Над самым ельником клубится — словно варится. Как над кастрюлей. Что там готовится? Какая каша? Сама на себя, пучась, нагромождается. Ещё и наизнанку при этом будто выворачивается. Такая грозная — и градом может разразиться. Пусть бы.
В прошлом году изрешетило, как бумагу, шиферные крыши. Словно шрапнелью. Нам-то не страшно — желобник . А у иных в домах ещё и стёкла в окнах выставило — шквалом. Дорого людям ремонт обошёлся. В копеичку . Нас это горе миновало. И парники закрыть успели. А то остались бы без огурцов. Как Винокуров дядя Миша. Но тот: «Не горе, не беда!» — тому и море по колено. «Чё огурец-то, — говорит, — не хлеб. Трава. Без огурцов, мила ты моя, прожить можно. А на закуску-то — кане-ешна. Дак на закуску и куплю». Если продаст кто, так и купит.
Вышел я тогда — после того, как тучу опрокинуло за Камень, — посмотрел: дыры в лопухах, словно их тля голодная поела. Белым-бело вокруг — будто снег выпал. Сутки ещё в тени лежали градины. Были с яйцо куриное, не меньше. По лбу попало бы такой, мало бы вряд ли показалось.
У мотоцикла фару как-то не разбило. Забыл загнать его в ограду.
И гром гремел над головой, и вспышки молний воздух вспарывали рядом. Озоном пахло. А из печной трубы нашей подсобки кирпич высекло — крошки его рассыпались по всей ограде. И папке ногу обожгло в избе через розетку электрическую — сидел он тогда за столом, рядом с розеткой, читал газету. Лечили после. Долго заживало. Сено косили без него. Переживал он, нет ли, я не знаю.
Мама как-то рассказывала, что дедушка её, мой, значит, прадед, Истихор, перед грозой, чуть лишь заслышав, выбрасывал из избы на улицу кошку, клюку, ухват и кочергу, а сам с иконой Николы-угодника прятался за русской печью — так опасался . Смешно, конечно.

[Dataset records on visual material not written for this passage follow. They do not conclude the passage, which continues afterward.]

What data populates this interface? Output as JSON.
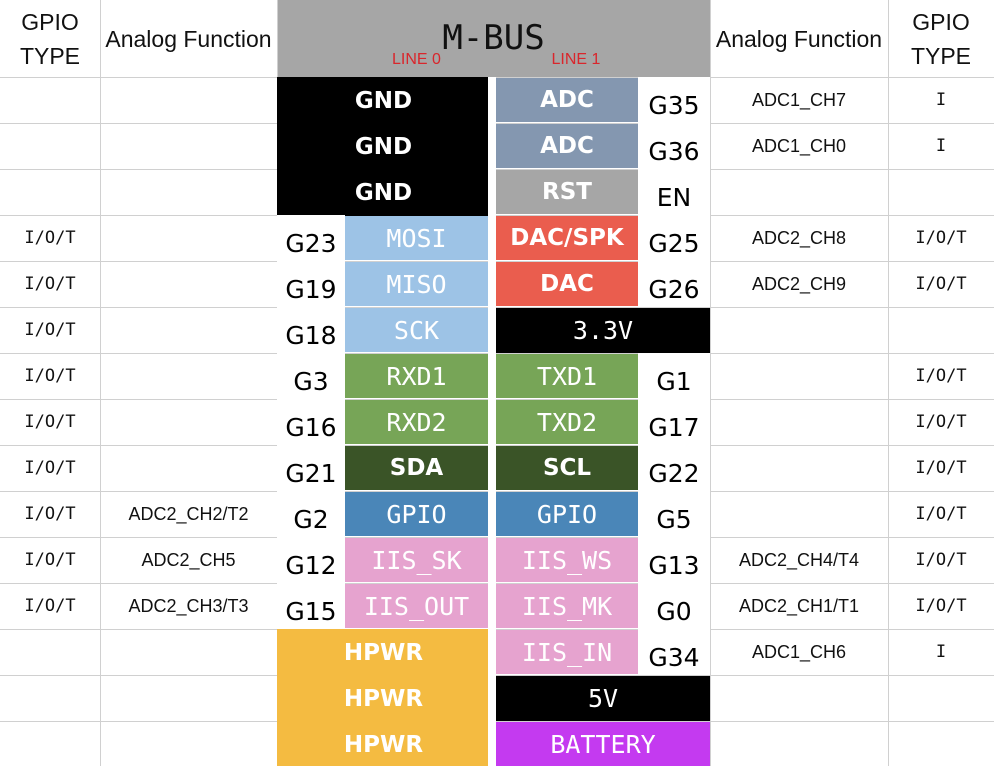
{
  "header": {
    "left_type": "GPIO TYPE",
    "left_analog": "Analog Function",
    "title": "M-BUS",
    "line0": "LINE 0",
    "line1": "LINE 1",
    "right_analog": "Analog Function",
    "right_type": "GPIO TYPE",
    "title_bg": "#a6a6a6"
  },
  "rows": [
    {
      "lt": "",
      "la": "",
      "lp": "",
      "ll": "GND",
      "lc": "#000000",
      "rl": "ADC",
      "rc": "#8497b0",
      "rp": "G35",
      "ra": "ADC1_CH7",
      "rt": "I"
    },
    {
      "lt": "",
      "la": "",
      "lp": "",
      "ll": "GND",
      "lc": "#000000",
      "rl": "ADC",
      "rc": "#8497b0",
      "rp": "G36",
      "ra": "ADC1_CH0",
      "rt": "I"
    },
    {
      "lt": "",
      "la": "",
      "lp": "",
      "ll": "GND",
      "lc": "#000000",
      "rl": "RST",
      "rc": "#a6a6a6",
      "rp": "EN",
      "ra": "",
      "rt": ""
    },
    {
      "lt": "I/O/T",
      "la": "",
      "lp": "G23",
      "ll": "MOSI",
      "lc": "#9dc3e6",
      "rl": "DAC/SPK",
      "rc": "#ea5d4e",
      "rp": "G25",
      "ra": "ADC2_CH8",
      "rt": "I/O/T"
    },
    {
      "lt": "I/O/T",
      "la": "",
      "lp": "G19",
      "ll": "MISO",
      "lc": "#9dc3e6",
      "rl": "DAC",
      "rc": "#ea5d4e",
      "rp": "G26",
      "ra": "ADC2_CH9",
      "rt": "I/O/T"
    },
    {
      "lt": "I/O/T",
      "la": "",
      "lp": "G18",
      "ll": "SCK",
      "lc": "#9dc3e6",
      "rl": "3.3V",
      "rc": "#000000",
      "rp": "",
      "ra": "",
      "rt": ""
    },
    {
      "lt": "I/O/T",
      "la": "",
      "lp": "G3",
      "ll": "RXD1",
      "lc": "#77a557",
      "rl": "TXD1",
      "rc": "#77a557",
      "rp": "G1",
      "ra": "",
      "rt": "I/O/T"
    },
    {
      "lt": "I/O/T",
      "la": "",
      "lp": "G16",
      "ll": "RXD2",
      "lc": "#77a557",
      "rl": "TXD2",
      "rc": "#77a557",
      "rp": "G17",
      "ra": "",
      "rt": "I/O/T"
    },
    {
      "lt": "I/O/T",
      "la": "",
      "lp": "G21",
      "ll": "SDA",
      "lc": "#3a5427",
      "rl": "SCL",
      "rc": "#3a5427",
      "rp": "G22",
      "ra": "",
      "rt": "I/O/T"
    },
    {
      "lt": "I/O/T",
      "la": "ADC2_CH2/T2",
      "lp": "G2",
      "ll": "GPIO",
      "lc": "#4a86b8",
      "rl": "GPIO",
      "rc": "#4a86b8",
      "rp": "G5",
      "ra": "",
      "rt": "I/O/T"
    },
    {
      "lt": "I/O/T",
      "la": "ADC2_CH5",
      "lp": "G12",
      "ll": "IIS_SK",
      "lc": "#e6a3cf",
      "rl": "IIS_WS",
      "rc": "#e6a3cf",
      "rp": "G13",
      "ra": "ADC2_CH4/T4",
      "rt": "I/O/T"
    },
    {
      "lt": "I/O/T",
      "la": "ADC2_CH3/T3",
      "lp": "G15",
      "ll": "IIS_OUT",
      "lc": "#e6a3cf",
      "rl": "IIS_MK",
      "rc": "#e6a3cf",
      "rp": "G0",
      "ra": "ADC2_CH1/T1",
      "rt": "I/O/T"
    },
    {
      "lt": "",
      "la": "",
      "lp": "",
      "ll": "HPWR",
      "lc": "#f4bb41",
      "rl": "IIS_IN",
      "rc": "#e6a3cf",
      "rp": "G34",
      "ra": "ADC1_CH6",
      "rt": "I"
    },
    {
      "lt": "",
      "la": "",
      "lp": "",
      "ll": "HPWR",
      "lc": "#f4bb41",
      "rl": "5V",
      "rc": "#000000",
      "rp": "",
      "ra": "",
      "rt": ""
    },
    {
      "lt": "",
      "la": "",
      "lp": "",
      "ll": "HPWR",
      "lc": "#f4bb41",
      "rl": "BATTERY",
      "rc": "#c43af0",
      "rp": "",
      "ra": "",
      "rt": ""
    }
  ]
}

Что оно значит-то — неграмотный. Но всё равно — он же мой прадед. И я таким же, может, был бы, живи тогда я, при царе. Поговорил бы с ним сейчас — со своим прадедом. Охота.
Будет, всё и смотрю, гроза, не будет ли?
Сегодня — пусть, лишь бы не завтра. Не задождило бы — что главное. А град-то — ладно. Пережить можно, если застигнет не на чистом месте, а в укрытии.
Не задож-жило б — так, по-стариковски. Идёт, мол, до-ож, дожжи-ы ли зарядили. Чудно они у нас в Ялани разговаривают. Разболокаться. Давеча. Тажно. Лонись. Вечор. Мы — по-другому. Я иногда и маму поправляю. Она — смеётся: не знаю кто, а я-то, мол, по-русски. Ага, по-русски. По-чалдонски. По-русски вон — по радио. И — телевизору.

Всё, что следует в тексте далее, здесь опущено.